描述：该提案的主要目标是确定与维持人类脂肪细胞“白色”和“明亮”表型相关的分子机制，以及对肥胖和 2 型糖尿病中脂肪酸 (FA) 诱导的胰岛素抵抗的调节的影响。被称为“brite”（棕白色）的第三种脂肪细胞的鉴定和表征 或“米色”或“棕色样”脂肪细胞引起了相当大的关注，因为这些细胞被认为可以调节能量。值得注意的是，白色脂肪细胞可以通过各种刺激而采用白色脂肪细胞的特征，但其机制尚不完全清楚。事实上，UCP1 和 CIDEA 是褐变或褐变最显着的标记，但 CIDEA 在棕色脂肪细胞中或褐变过程中的作用机制仍然难以捉摸。我们和其他人之前确定了 CIDE 蛋白的成员 FSP27（也称为 CIDEC）和 CIDEA，它们是脂滴相关蛋白，在脂肪代谢中发挥作用。 FSP27 在白色脂肪细胞中高度表达，而 CIDEA 主要在棕色脂肪细胞中表达。
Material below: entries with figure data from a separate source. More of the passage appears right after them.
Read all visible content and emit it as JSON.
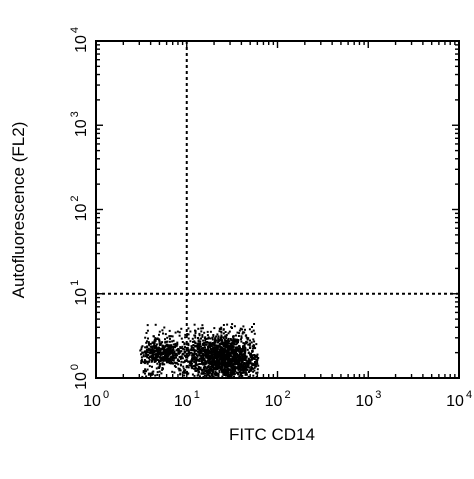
{
  "chart_data": {
    "type": "scatter",
    "title": "",
    "xlabel": "FITC CD14",
    "ylabel": "Autofluorescence (FL2)",
    "xscale": "log",
    "yscale": "log",
    "xlim": [
      1,
      10000
    ],
    "ylim": [
      1,
      10000
    ],
    "x_ticks": [
      {
        "base": "10",
        "exp": "0",
        "value": 1
      },
      {
        "base": "10",
        "exp": "1",
        "value": 10
      },
      {
        "base": "10",
        "exp": "2",
        "value": 100
      },
      {
        "base": "10",
        "exp": "3",
        "value": 1000
      },
      {
        "base": "10",
        "exp": "4",
        "value": 10000
      }
    ],
    "y_ticks": [
      {
        "base": "10",
        "exp": "0",
        "value": 1
      },
      {
        "base": "10",
        "exp": "1",
        "value": 10
      },
      {
        "base": "10",
        "exp": "2",
        "value": 100
      },
      {
        "base": "10",
        "exp": "3",
        "value": 1000
      },
      {
        "base": "10",
        "exp": "4",
        "value": 10000
      }
    ],
    "quadrant_gates": {
      "x": 10,
      "y": 10
    },
    "grid": false,
    "legend": "none",
    "population": {
      "description": "dense single-population dot plot cluster",
      "x_range": [
        3,
        60
      ],
      "y_range": [
        1,
        4.5
      ],
      "density_peak": [
        25,
        1.8
      ]
    },
    "colors": {
      "dots": "#000000",
      "axes": "#000000",
      "gates": "#000000"
    }
  }
}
我们的初步数据表明，a) FSP27 负向调节脂肪分解，b) 与 ATGL/Desnutrin（一种催化甘油三酯水解第一步的限速酶）相互作用，c) FSP27 敲低增强脂肪组织中的脂肪酸氧化，d) CIDEA 敲低抑制 TZD 诱导的人白蛋白变黄 脂肪细胞。 CIDEA 与脂肪细胞中的 FSP27 相互作用，并且还定位于细胞核，与肝脏 X 受体 (LXR) 相互作用，增加脂肪细胞中的 FA 氧化。因此，我们假设 FSP27 和 CIDEA 分别通过调节 ATGL 介导的脂肪分解和/或核因子，在“白色”和“brite”表型的调节中发挥关键作用，从而维持对脂肪生理功能至关重要的能量平衡 人体脂肪组织中的储存和产热。拟议的工作将通过调节人类脂肪细胞中的white vs brite表型来定义FSP27和CIDEA在能量储存和消耗方面的作用机制，并可能为开发降低肥胖和相关代谢疾病风险的疗法提供新的靶标。